Telah dimuat di media cetak : Monitor Depok ( Kamis, 9 Juli 2015 )

Setiap tahunnya, kenaikan harga bahan pokok selalu menimbulkan kegaduhan. Media massa berkali-kali memuat dan menayangkan melambungnya harga beras, bawang, hingga jengkol. Kita pun seolah tak bosan, karena selalu terjadi dan terus terjadi, terutama saat Ramadhan dan jelang hari raya. Pemerintah pun terkesan membiarkan. Tak ada langkah konkret yang diambil.
Sebenarnya, kondisi seperti wajar terjadi. Sesuai dengan hukum penawaran-permintaan, ketika permintaan tinggi, maka harga-harga akan melambung tinggi. Saat Ramadhan, tingkat konsumsi masyarakat memang melonjak tinggi. Tak ayal, peluang ini juga dimainkan oleh tengkulak yang menimbun dan tidak bertanggungjawab.Tentu saja masyarakat merasa terbebani dengan harga barang yang melonjak tinggi. Penghasilan mereka yang pas-pasan “dipaksa” memenuhi kebutuhan mereka.

Anomali, itulah yang terjadi saat Ramadhan. Bagaimana tidak, di hari-hari biasa, kita bisa makan tiga kali sehari dengan mengeluarkan uang Rp30 ribu. Namun di bulan ramadhan, kita menghabiskan Rp40 ribu dalam sehari, padahal kita hanya makan dua kali dalam sehari. Ini terjadi karena masyarakat lebih banyak membelanjakan uang mereka untuk kebutuhan sahur dan berbuka. Ada sebuah tradisi untuk menyediakan yang terbaik dalam kedua hidangan tersebut.
Fenomena ekonomi di bulan Ramadhan ini bisa kita sebut dengan Ramadhanomic. Ya, karena pada bulan Ramadhan, ekonomi sangat menggeliat. Baik dalam artian positif, maupun negatif.
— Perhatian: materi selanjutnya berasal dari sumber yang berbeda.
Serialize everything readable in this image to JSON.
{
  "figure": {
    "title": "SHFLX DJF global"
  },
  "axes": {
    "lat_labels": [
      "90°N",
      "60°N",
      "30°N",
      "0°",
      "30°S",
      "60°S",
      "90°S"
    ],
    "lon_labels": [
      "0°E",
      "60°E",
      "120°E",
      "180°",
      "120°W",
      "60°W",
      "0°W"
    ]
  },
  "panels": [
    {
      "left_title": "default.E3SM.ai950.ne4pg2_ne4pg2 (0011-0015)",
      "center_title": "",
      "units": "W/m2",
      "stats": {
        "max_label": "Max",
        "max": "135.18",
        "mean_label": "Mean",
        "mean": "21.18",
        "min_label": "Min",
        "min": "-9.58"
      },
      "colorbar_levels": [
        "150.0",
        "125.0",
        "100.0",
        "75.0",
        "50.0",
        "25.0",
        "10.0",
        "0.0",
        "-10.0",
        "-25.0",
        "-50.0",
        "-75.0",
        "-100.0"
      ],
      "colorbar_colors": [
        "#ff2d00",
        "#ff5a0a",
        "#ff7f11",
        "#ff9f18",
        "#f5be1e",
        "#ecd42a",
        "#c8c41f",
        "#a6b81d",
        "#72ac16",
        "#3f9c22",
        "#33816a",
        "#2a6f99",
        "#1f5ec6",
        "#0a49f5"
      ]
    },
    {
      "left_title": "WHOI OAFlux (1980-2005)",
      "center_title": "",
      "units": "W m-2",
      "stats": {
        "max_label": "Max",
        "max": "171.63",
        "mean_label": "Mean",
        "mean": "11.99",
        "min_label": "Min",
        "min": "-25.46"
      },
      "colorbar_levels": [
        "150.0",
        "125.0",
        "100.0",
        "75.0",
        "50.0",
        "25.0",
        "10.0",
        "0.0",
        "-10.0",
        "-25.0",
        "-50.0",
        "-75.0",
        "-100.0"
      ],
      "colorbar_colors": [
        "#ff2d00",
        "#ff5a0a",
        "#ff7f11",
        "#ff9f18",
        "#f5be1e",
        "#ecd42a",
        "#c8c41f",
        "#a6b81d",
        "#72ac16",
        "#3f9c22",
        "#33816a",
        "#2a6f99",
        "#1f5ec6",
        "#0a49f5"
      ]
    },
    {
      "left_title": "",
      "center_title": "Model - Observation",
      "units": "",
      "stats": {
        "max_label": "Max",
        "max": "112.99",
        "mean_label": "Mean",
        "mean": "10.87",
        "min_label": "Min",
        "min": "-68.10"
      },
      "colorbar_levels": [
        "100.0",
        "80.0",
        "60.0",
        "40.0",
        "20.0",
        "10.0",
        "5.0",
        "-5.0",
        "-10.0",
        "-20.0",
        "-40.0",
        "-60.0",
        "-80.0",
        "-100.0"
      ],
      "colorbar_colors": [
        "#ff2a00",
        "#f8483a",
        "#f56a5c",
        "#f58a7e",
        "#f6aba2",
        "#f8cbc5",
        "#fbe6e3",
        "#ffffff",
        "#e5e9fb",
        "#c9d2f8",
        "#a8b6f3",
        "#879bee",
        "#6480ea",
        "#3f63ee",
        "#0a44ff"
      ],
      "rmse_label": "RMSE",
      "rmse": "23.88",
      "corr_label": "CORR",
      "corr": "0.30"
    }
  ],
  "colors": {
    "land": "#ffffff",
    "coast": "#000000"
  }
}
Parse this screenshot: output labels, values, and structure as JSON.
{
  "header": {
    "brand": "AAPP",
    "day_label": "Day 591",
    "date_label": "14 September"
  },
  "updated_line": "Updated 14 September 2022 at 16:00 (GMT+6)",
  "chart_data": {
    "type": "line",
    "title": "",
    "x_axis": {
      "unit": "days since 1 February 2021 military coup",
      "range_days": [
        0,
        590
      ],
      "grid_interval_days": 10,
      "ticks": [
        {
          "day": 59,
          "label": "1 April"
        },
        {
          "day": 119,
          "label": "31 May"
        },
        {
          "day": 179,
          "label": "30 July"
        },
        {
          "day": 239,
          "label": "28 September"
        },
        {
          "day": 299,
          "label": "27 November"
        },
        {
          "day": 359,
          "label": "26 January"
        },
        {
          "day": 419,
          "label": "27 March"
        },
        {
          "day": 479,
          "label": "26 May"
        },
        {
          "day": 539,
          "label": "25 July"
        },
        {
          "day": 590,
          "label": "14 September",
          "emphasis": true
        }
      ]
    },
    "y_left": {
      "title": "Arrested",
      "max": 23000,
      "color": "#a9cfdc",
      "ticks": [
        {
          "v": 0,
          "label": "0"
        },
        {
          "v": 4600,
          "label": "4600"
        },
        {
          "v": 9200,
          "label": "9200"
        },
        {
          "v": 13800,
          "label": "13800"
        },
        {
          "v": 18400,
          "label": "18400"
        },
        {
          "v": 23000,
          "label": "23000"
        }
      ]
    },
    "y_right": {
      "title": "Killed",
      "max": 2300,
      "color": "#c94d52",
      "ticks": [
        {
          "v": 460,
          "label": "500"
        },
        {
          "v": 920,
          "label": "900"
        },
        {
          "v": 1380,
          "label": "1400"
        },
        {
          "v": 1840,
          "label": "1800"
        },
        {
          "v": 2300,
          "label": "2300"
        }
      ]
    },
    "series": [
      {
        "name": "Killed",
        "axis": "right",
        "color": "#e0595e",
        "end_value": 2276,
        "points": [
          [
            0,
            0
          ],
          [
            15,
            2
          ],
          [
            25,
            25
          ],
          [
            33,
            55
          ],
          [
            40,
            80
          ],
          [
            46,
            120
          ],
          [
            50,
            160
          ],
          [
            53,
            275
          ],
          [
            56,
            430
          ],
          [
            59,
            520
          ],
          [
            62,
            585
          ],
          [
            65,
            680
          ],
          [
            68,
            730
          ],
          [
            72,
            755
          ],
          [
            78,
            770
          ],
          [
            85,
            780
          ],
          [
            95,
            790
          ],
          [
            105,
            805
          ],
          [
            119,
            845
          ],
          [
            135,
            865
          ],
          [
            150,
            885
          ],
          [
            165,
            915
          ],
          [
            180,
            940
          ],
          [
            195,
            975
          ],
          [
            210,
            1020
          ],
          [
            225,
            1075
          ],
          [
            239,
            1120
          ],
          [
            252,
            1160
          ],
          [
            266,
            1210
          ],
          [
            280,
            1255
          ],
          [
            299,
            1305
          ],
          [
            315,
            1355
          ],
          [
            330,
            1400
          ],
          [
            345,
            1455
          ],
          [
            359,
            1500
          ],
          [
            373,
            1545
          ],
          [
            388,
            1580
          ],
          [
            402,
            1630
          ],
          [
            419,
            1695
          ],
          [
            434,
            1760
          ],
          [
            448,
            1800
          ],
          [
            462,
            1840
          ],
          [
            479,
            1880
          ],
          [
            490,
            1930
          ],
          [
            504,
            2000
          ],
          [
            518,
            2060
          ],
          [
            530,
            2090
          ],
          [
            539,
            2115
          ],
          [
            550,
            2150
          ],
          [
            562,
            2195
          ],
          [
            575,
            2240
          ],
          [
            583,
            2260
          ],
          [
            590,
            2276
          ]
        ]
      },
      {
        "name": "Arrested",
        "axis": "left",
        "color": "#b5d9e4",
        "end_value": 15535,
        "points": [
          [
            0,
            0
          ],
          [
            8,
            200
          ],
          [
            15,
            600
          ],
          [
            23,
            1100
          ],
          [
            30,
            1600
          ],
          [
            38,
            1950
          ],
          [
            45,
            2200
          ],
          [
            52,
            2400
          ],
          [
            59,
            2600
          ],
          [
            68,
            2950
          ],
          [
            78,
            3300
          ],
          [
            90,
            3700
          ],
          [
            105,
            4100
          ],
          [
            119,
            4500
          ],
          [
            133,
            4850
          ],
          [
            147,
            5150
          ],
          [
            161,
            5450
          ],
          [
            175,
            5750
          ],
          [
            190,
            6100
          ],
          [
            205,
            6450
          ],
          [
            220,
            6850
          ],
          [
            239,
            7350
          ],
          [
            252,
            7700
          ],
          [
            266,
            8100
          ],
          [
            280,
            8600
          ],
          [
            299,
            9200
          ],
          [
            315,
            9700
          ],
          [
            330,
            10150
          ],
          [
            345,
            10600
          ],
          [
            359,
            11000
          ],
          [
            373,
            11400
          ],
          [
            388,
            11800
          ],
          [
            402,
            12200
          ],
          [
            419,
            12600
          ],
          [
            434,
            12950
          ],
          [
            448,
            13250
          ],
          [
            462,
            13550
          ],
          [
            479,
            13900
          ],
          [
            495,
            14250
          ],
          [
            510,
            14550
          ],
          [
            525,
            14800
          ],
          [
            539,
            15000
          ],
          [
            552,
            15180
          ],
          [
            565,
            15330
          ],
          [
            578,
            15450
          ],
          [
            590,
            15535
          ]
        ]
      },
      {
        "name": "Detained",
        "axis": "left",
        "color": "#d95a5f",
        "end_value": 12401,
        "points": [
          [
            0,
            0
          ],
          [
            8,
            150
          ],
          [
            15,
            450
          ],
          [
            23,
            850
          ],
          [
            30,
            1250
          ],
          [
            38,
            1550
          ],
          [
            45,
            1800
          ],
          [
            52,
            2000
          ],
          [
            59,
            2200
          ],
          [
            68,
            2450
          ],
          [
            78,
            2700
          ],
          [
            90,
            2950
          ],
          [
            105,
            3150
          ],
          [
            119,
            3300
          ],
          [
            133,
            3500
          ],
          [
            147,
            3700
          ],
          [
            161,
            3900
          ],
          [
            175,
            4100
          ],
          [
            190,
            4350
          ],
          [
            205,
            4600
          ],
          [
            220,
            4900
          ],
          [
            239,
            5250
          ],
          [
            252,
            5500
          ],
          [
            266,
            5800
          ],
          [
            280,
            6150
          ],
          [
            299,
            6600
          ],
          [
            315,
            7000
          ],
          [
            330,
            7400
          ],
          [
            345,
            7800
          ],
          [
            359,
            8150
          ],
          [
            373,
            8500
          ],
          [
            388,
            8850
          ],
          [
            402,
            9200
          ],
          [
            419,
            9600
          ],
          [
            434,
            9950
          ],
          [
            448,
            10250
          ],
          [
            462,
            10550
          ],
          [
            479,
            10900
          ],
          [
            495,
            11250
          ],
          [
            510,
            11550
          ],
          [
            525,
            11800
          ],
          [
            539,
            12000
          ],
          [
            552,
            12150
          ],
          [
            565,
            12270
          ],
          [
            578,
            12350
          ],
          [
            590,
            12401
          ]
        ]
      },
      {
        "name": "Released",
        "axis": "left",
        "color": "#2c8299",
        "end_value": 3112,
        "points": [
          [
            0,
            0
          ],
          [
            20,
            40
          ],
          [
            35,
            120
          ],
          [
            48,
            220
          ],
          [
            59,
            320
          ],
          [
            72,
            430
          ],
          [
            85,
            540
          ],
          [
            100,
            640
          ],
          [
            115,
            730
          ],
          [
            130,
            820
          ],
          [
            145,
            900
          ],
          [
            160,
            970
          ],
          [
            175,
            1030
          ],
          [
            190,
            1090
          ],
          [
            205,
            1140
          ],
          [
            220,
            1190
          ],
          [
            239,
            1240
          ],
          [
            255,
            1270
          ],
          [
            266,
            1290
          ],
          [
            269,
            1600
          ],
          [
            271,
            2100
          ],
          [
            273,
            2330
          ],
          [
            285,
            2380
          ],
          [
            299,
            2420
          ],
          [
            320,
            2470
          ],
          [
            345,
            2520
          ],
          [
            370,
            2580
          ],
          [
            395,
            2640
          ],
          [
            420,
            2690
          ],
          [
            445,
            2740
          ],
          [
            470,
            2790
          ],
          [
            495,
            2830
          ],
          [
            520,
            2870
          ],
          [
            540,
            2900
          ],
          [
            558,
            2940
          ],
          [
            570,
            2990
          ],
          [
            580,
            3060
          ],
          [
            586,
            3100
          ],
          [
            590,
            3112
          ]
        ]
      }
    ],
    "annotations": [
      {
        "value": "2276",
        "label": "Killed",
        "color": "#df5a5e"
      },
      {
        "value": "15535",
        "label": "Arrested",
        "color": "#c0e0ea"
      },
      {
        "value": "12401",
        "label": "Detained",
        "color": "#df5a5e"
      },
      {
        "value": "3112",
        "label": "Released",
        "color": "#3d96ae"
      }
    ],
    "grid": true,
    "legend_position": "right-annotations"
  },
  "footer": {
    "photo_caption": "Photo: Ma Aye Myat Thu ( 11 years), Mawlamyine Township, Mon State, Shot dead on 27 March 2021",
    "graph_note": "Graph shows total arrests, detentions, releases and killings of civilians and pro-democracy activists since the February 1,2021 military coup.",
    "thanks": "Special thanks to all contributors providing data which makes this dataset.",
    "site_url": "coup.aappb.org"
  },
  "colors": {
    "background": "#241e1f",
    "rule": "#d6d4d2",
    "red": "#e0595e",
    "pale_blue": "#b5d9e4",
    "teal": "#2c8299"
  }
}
Negatifnya, seperti yang sudah dijelaskan di atas, masyarakat cenderung konsumtif. Sementara sisi positifnya, Ramadhan berhasil menggerakkan ekonomi mikro masyarakat. Di banyak tempat kita bisa melihat orang berjualan aneka sajian takjil Ramadhan.
Hadirnya para pedagang “musiman” di bulan Ramadhan ini menjadi ciri khas Indonesia. Sesuai dengan hukum ekonomi, bahwa permintaan yang tinggi harus diimbangi dengan jumlah penawaran agar terjadi keseimbangan. Maka perputaran perekonomian umat begitu cepat di bulan Ramadhan. Masjid yang biasanya hanya digunakan sebagai tempat sholat kini menjelma layaknya pasar. Menurut Deputi Gubernur Bank Indonesia di tahun 2012 jumlah perputaran uang selama satu bulan mencapai Rp 85,6 triliyun, angka tersebut masih dibawah proyeksi Bank Indonesia sebesar.89,4 Triliyun.
Geliat ekonomi lainnya selama Ramadhan adalah arus uang melalui kegiatan filantropi atau derma. Pada bulan ini, umat Islam berduyun-duyun mendatangani kantor lembaga zakat atau masjid untuk menunaikan zakat. Padahal, selain zakat fitrah, semestinya zakat maal harus ditunaikan sesuai dengan haul-nya, tidak harus di bulan Ramadhan. Mungkin, iming-iming pahala yang berlipat sebagaimana ajaran Islam menjadi motif utama. Atau, selama ini masyarakat hanya tahu bahwa zakat harus ditunaikan pada bulan Ramadhan.
Geliat zakat di bulan Ramadhan ini juga tidak terlepas dari aktivitas lembaga zakat. Hampir semua lembaga zakat, baik swasta maupun milik pemerintah, melakukan kampanye yang “jor-joran” selama Ramadhan. Hampir di setiap sudut jalan kita melihat spanduk ajakan berzakat, lengkap dengan nomor rekeningnya. Tak hanya itu, di berbagai pusat perbelanjaan pun dengan mudah kita menemukan pria-wanita muda yang “menawarkan produk” zakat kepada pengunjung mal. Tak ayal, rata-rata penghimpunan dana zakat 60 persennya dikumpulkan selama Ramadhan.
Selain aktivitas fundraising yang massif, lembaga zakat pun “jor-joran” dalam mendistribusikan dana zakat yang dihimpunnya. Mereka mengemasnya dalam berbagai program, mulai dari santunan yatim piatu, tunjangan untuk janda dan manula, pengobatan gratis, hingga pasar murah Ramadhan. Semua kegiatan ini tentu saja memantik kegiatan ekonomi di negara ini. Banyak pengamat menilai, Indonesia bisa selamat dalam krisis global tujuh tahun lalu karena geliat ekonomi—untuk tidak hanya menyebut konsumsi—masyarakat sangat tinggi.   
Terakhir, “keberkahan” Ramadhan juga mengalir melalui tradisi mudik yang terus lestari. Ada dampak ekonomi yang sangat besar dalam mobilisasi massa tahunan ini. Perputaran ekonomi tidak lagi terpusat di kota-kota besar. Desa-desa yang selama ini “kering kerontang” juga bisa menikmati aliran “berkah” yang dibawa perantau ke kampung halaman.
Semoga, semua nilai ekonomi ada pada bulan Ramadhan tidak menjadi penghalang nilai-nilai hakiki bulan suci ini. Semoga Ramadhan menjadi berkah untuk kita, baik dunia maupun akhirat.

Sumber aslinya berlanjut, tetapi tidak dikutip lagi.